La idea contraria tiene sus propios pergaminos: la polis griega fue el ámbito de la política y de la urbanidad, y la ciudad decimonónica encarna la civilización, contra la barbarie rural. Ambas ideas son expuestas y confrontadas.

El otro tema es la percepción de una crisis moral, generada por el progreso y la contraposición de dos sistemas de creencias y valores, uno tradicional y otro moderno, ambos legítimos e incompatibles entre sí, como los de Olegario y Julio, que el autor expone sin llegar a tomar partido.

Dos mundos, dos morales. Ambas ideas hablan a nuestro tiempo y a nuestra sociedad, hoy escindida y polarizada en dos mundos que viven y juzgan de diferente manera. En 1976, al comienzo de este proceso de escisión, José Luis Romero lo percibió como la contraposición de un mundo normal y otro anómico. Hoy es más fructífero pensar en dos formas diferentes de organizar la vida y la convivencia, difíciles de integrar en un todo común, así como es difícil “urbanizar” una villa de emergencia.

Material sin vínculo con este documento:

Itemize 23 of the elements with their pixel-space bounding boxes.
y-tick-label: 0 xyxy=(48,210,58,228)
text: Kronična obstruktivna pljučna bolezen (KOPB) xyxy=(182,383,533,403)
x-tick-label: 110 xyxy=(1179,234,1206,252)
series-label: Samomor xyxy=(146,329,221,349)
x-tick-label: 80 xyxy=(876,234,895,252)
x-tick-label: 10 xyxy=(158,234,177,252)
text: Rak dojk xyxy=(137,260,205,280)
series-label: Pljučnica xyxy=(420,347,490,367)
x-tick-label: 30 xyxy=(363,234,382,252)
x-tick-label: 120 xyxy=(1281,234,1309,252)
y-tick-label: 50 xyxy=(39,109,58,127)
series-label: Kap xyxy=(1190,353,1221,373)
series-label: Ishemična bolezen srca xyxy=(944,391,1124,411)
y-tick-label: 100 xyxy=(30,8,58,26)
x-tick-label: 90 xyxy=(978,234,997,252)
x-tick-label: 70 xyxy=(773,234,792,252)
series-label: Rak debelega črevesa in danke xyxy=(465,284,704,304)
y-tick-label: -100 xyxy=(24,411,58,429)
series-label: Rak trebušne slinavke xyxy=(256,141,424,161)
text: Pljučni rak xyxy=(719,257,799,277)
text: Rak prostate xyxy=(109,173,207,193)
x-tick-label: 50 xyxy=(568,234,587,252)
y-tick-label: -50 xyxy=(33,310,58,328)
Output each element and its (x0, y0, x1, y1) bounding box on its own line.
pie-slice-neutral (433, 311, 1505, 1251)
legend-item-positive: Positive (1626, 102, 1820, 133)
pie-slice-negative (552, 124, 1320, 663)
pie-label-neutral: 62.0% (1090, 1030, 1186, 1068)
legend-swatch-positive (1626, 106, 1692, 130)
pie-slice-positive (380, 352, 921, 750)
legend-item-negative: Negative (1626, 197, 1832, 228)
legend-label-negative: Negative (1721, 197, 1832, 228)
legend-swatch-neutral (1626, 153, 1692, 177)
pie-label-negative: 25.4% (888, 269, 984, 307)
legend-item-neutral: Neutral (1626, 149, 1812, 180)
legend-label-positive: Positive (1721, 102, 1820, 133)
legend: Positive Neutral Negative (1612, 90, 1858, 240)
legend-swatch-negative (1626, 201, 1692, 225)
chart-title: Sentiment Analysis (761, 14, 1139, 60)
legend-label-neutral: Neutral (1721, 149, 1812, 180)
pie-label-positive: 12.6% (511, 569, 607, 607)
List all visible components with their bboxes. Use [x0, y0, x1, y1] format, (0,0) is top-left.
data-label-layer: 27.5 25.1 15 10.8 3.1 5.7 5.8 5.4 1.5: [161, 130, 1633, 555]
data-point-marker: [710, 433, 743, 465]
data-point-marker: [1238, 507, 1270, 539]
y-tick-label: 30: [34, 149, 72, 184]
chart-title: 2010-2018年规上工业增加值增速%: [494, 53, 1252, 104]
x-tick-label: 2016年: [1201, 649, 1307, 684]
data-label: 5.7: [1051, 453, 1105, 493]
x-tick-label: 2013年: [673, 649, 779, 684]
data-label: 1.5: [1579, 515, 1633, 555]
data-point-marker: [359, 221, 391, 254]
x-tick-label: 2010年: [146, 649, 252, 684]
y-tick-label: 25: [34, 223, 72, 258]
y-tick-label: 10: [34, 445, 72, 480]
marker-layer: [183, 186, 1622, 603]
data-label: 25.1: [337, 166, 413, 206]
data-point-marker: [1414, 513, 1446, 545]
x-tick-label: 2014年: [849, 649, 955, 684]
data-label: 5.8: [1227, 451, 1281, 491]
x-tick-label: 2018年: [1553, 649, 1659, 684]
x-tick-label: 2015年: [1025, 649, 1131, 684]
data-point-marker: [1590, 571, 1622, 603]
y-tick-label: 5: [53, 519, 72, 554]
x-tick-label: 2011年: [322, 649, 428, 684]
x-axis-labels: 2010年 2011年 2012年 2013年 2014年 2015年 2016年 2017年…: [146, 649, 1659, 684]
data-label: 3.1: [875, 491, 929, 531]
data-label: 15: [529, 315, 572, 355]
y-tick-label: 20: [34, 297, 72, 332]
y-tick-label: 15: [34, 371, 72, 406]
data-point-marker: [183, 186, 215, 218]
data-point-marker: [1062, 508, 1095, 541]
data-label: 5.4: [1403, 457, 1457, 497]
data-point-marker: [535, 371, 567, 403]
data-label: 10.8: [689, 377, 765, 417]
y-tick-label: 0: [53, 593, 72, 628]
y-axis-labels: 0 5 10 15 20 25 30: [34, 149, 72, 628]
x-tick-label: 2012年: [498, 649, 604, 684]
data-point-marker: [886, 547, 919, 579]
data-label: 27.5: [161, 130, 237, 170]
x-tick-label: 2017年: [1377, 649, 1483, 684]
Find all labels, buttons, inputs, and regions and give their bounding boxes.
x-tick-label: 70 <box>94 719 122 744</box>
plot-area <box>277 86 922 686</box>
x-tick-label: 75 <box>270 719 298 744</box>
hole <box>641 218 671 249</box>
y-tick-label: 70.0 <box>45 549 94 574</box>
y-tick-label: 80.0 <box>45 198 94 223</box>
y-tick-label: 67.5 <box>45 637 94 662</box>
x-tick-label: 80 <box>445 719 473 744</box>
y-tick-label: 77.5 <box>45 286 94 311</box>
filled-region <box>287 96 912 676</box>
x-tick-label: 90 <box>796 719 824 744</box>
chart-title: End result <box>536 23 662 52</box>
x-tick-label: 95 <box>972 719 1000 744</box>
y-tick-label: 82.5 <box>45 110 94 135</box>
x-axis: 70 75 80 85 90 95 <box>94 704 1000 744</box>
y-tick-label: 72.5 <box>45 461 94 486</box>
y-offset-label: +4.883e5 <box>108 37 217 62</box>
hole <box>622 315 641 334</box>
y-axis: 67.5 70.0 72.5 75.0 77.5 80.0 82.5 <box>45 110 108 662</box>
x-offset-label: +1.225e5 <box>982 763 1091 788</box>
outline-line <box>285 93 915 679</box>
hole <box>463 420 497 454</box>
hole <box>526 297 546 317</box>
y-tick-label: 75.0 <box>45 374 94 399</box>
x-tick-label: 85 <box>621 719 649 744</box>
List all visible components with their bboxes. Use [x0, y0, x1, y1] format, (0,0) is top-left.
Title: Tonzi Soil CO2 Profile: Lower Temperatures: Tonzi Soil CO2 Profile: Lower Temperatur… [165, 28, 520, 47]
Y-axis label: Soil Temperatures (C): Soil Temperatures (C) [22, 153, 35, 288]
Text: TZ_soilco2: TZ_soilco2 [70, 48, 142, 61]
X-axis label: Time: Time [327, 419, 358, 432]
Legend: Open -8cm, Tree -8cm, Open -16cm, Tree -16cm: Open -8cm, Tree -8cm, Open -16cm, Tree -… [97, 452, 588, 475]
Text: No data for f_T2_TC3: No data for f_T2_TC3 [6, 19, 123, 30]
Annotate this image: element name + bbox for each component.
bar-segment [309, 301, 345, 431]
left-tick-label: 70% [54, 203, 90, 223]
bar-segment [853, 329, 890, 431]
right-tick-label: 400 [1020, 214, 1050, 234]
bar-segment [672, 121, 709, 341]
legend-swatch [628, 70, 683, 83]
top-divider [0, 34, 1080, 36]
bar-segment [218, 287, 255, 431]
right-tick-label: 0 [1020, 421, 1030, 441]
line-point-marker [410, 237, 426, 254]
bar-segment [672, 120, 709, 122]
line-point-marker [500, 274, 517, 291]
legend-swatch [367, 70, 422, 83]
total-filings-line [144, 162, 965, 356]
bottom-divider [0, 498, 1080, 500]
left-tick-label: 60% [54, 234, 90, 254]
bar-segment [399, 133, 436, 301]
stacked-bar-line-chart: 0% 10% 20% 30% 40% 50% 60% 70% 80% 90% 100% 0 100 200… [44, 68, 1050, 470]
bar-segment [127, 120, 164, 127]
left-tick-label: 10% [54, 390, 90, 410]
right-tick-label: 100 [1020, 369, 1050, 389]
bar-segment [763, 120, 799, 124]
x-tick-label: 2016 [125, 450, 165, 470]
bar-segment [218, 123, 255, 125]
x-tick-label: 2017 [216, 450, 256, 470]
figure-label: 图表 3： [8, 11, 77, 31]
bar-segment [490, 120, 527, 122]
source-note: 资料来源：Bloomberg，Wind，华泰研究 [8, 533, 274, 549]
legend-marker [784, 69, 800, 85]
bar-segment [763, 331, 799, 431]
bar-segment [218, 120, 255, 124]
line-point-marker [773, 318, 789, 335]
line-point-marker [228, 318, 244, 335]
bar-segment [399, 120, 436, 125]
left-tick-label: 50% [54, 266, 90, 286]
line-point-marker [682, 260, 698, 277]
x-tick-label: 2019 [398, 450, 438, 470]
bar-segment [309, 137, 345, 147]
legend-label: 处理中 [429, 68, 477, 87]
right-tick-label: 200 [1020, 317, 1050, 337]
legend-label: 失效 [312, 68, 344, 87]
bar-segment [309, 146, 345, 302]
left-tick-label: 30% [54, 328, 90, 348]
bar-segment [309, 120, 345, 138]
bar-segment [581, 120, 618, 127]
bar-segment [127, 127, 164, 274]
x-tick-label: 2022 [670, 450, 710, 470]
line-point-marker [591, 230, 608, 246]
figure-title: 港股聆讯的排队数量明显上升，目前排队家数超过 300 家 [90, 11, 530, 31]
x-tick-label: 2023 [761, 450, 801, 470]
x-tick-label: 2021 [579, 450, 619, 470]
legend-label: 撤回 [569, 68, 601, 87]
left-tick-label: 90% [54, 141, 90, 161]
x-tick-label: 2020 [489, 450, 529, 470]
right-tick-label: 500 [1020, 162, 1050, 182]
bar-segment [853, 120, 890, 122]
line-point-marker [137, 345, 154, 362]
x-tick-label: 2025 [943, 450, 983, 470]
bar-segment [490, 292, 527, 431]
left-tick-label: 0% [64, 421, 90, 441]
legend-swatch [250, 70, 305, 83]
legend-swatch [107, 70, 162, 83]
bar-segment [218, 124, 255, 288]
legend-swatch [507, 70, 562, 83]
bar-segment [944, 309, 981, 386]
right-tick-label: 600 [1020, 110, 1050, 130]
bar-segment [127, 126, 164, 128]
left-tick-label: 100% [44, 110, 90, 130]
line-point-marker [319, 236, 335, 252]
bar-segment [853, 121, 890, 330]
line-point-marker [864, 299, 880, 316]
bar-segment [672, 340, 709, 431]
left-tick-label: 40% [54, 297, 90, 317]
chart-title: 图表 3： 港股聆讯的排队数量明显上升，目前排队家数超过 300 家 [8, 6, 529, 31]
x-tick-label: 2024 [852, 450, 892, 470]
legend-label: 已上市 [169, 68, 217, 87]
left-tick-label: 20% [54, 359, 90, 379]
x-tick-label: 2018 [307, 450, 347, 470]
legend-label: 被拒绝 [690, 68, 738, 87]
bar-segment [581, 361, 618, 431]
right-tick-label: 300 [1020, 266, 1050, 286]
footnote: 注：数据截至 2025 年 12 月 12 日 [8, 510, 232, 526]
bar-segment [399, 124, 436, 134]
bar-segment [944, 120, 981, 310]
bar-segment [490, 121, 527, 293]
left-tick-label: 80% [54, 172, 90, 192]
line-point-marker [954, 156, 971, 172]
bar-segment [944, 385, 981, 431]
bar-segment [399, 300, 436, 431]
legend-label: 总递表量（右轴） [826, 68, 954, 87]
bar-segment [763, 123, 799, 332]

También conviene pensar en dos sistemas de valores que difieren en ideas básicas, como el trabajo, la ley o el sentido de la vida, dramáticamente evidente en el caso de los jóvenes que eligen vivir intensamente, sin temor a morir jóvenes.

En 1903, como hoy, la clave está en los múltiples puentes que entrelazan ambos mundos. No están registrados ni Florencio Sánchez ni este breve esbozo. Ambos son apenas pantallazos, puntos de partida para la reflexión más sistemática sobre problemas, generalmente postergados por la acuciante coyuntura, que alguna vez deberemos enfrentar.